Surveys show that higher education is already losing trust among the American people. I can't help but think that is partly because they are hiring university graduates that do not have the skills they should. If contract cheating continues to rise as an industry, it is only going to exacerbate the problem. Society fundamentally operates on a basis of trust. If higher education continues to lose the public's trust, it may become more externally regulated. It will be treated as a transactional industry rather than a transformational one.

Tii: What is the International Center for Academic Integrity (ICAI)?

TBG: ICAI was founded by Don McCabe, a business professor at Rutgers University, in 1992. He was noticing cheating in his classes and wanted to determine if it was happening elsewhere. McCabe conducted a survey on academic integrity in higher education that revealed the prevalence of cheating in the country. During the first few years, ICAI focused on what to do about the cheating problem. The mission then shifted to educating institutions about how to create a culture of academic integrity.

ICAI has since expanded internationally and now has members from institutions around the world. We still conduct the McCabe survey for institutions because you need awareness before you can design remedies. ICAI is the institution for thinking about academic integrity and instilling academic integrity on campuses.

Tii: October 18th is the International Day of Action Against Contract Cheating. What is the purpose of this day?

TBG: The day is about generating moral awareness, even moral panic, about the extent of contract cheating. Contract cheating sites are legal. Why is no one in an uproar over that? There is some legislation on the books, but there is not a lot of action or follow-through, no public outrage or outcry. As a society, we need to stand up and say "enough!" and make it extremely difficult for these contract cheating providers to operate. But we need to raise awareness first.

On the day of action, institutions are getting people to make whiteboard declarations for integrity and against contract cheating, and these declarations will then be shared through social media. We're hoping that tweets and the hashtags (#defeatthecheat, #excelwithintegrity) will trend and that this will attract a politician or news outlet's attention. We would rather people pay attention to the issue now before there is a systemic crisis that is more difficult to combat. We continue to ignore it, and we continue to allow these companies to flourish. The websites aren't even ashamed that they are offering this service, take a look for yourself. However, we know that there is still shame within society because the owners will not reveal themselves. So, at this point in time, there is still hope that we can correct this issue while the owners remain in the shadows of society's disapproval.

Tii: What can institutions do to identify and prevent contract cheating?

TBG: We need accreditation and quality assurance agencies to care about this. It's truly about the quality of education. These agencies need to ask institutions about what they are doing to ensure academic integrity.

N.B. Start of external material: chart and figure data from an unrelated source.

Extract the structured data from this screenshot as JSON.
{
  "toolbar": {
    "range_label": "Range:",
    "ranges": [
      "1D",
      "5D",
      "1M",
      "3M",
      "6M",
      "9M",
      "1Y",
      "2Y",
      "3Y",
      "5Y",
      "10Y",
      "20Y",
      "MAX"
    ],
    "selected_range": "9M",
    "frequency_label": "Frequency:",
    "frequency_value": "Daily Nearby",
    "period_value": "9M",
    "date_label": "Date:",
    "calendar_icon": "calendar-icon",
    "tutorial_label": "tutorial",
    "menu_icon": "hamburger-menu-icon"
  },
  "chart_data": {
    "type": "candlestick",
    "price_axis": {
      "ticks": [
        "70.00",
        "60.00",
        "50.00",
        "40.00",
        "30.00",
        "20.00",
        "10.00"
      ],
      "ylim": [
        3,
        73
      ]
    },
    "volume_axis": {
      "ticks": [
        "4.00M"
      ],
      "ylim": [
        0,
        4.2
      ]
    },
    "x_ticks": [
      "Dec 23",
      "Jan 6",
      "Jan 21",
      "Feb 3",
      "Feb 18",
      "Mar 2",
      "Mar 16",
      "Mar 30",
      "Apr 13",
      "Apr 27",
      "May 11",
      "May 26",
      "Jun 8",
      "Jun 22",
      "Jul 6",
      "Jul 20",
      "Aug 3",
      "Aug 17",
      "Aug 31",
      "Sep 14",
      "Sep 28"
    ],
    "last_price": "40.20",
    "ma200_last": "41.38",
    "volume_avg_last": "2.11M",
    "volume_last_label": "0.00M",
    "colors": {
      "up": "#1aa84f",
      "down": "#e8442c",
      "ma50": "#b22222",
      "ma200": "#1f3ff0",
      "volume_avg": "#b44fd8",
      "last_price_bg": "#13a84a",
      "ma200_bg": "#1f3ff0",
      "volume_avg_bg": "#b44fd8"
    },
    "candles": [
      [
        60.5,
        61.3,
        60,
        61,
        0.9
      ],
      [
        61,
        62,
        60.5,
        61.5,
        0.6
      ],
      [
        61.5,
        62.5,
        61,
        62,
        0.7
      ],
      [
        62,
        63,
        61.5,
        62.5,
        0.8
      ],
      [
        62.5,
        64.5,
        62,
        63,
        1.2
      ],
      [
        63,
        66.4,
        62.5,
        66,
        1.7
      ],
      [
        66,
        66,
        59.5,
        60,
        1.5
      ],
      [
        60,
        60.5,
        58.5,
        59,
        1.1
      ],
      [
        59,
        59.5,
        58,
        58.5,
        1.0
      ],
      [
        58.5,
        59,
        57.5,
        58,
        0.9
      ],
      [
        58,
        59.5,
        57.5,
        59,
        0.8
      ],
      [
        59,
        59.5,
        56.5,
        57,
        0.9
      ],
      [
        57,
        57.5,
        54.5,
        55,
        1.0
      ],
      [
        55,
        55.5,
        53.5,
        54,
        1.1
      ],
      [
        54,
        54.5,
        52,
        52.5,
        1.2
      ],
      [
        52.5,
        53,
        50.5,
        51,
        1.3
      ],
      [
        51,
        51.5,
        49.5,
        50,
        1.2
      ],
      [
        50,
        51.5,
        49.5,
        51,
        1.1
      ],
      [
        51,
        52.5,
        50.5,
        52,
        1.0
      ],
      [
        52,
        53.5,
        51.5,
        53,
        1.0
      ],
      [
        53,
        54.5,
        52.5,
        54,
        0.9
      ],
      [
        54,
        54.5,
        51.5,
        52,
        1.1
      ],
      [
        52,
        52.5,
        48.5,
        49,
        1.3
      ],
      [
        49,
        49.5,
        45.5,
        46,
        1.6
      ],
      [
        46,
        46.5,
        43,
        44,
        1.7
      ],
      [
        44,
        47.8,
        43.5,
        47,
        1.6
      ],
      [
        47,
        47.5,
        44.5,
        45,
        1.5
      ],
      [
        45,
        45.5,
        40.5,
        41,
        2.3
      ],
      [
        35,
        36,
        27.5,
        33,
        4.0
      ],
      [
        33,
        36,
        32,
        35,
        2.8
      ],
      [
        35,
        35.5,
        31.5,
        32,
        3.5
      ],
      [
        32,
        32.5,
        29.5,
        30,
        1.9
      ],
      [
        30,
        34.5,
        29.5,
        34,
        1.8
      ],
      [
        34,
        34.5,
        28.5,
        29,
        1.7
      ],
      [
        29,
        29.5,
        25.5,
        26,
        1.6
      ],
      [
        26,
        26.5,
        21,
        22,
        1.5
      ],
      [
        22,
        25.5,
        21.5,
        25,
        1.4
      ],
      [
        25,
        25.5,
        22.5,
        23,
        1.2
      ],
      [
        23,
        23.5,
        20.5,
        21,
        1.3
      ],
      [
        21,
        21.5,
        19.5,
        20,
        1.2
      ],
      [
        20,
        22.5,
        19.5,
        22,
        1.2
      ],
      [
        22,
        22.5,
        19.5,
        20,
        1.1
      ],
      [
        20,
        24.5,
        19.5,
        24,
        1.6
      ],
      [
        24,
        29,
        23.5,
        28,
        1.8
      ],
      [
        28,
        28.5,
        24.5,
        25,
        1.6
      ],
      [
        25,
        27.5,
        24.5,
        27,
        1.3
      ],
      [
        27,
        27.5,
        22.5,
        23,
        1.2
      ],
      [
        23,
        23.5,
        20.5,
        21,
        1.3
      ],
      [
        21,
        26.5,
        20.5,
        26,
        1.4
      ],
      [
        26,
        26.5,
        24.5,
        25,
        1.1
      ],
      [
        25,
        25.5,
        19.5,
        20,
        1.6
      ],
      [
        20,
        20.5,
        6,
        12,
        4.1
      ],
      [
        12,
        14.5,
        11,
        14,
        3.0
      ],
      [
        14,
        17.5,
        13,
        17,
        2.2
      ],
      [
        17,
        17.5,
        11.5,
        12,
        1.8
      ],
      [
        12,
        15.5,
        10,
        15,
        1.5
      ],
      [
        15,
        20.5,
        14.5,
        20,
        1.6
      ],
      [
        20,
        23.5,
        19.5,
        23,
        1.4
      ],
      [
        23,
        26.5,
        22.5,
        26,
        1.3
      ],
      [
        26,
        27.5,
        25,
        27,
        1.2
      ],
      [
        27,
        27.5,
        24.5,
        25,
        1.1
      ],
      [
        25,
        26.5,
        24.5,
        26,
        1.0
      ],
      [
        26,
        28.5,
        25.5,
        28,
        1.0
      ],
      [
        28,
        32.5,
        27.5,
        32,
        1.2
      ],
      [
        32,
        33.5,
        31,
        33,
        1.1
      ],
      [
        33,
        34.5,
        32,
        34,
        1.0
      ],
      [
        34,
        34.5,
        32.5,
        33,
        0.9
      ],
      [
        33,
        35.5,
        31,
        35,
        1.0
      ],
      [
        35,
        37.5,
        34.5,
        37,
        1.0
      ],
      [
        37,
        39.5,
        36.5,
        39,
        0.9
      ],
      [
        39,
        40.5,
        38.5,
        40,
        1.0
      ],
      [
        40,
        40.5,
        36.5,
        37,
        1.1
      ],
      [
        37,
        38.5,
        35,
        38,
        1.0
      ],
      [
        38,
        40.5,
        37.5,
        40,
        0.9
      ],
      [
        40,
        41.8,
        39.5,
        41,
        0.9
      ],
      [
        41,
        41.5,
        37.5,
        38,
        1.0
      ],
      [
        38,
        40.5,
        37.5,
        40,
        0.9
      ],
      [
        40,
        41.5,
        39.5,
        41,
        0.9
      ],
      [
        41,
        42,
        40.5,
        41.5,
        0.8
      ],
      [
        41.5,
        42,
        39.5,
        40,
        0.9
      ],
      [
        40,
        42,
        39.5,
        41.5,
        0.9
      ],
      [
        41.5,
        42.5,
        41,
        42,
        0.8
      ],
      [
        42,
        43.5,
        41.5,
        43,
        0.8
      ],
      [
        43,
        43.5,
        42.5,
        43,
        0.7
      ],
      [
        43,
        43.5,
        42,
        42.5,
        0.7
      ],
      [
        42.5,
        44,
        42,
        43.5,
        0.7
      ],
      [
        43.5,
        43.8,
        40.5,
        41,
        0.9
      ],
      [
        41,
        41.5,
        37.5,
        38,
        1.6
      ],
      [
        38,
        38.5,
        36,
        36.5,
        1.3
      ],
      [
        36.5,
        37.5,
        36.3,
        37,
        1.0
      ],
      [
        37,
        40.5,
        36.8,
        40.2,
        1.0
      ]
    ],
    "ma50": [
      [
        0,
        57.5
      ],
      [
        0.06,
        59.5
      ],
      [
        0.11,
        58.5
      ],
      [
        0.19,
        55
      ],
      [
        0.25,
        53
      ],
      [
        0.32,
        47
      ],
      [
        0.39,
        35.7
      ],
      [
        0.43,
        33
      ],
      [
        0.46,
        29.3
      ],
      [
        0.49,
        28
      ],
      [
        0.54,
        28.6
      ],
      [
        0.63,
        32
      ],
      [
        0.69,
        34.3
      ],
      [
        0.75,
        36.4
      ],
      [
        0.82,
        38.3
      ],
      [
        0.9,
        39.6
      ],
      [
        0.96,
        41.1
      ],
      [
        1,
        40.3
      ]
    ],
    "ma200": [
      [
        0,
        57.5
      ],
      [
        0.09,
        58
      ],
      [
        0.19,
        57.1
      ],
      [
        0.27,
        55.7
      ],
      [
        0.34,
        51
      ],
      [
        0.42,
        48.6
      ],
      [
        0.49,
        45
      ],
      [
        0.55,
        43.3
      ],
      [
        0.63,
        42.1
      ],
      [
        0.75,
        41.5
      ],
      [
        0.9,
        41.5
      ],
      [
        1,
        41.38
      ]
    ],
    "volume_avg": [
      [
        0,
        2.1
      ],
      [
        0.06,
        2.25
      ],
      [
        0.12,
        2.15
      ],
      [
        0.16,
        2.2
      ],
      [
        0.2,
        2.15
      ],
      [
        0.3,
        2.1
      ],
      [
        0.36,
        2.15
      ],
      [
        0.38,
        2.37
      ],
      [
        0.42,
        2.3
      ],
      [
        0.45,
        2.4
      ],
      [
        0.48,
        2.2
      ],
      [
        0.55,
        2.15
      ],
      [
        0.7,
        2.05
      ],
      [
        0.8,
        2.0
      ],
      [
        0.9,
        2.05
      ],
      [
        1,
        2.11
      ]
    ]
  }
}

Institutions themselves should institutionalize academic integrity as a routine part of their academic programs. If contract cheating occurs, faculty should respond to it and report it. Studies show that faculty under-report the amount of cheating going on. Students are going to learn from cheating. They are going to learn if we don't respond, and they are going to learn if we do respond. If we do respond, they will learn about the importance of academic integrity. If we don't respond, they will think that cheating is a good strategy.

Institutions can also prevent contract cheating by designing good assessments, getting to know your students writing, and giving writing assignments in class. To support these efforts, ICAI has created an Institutional Toolkit to Combat Contract Cheating, which is available for download.

The views expressed in this interview are Tricia Bertram Gallant's views and should not be attributed to the institutions with which she is affiliated. This interview has been condensed for clarity and length.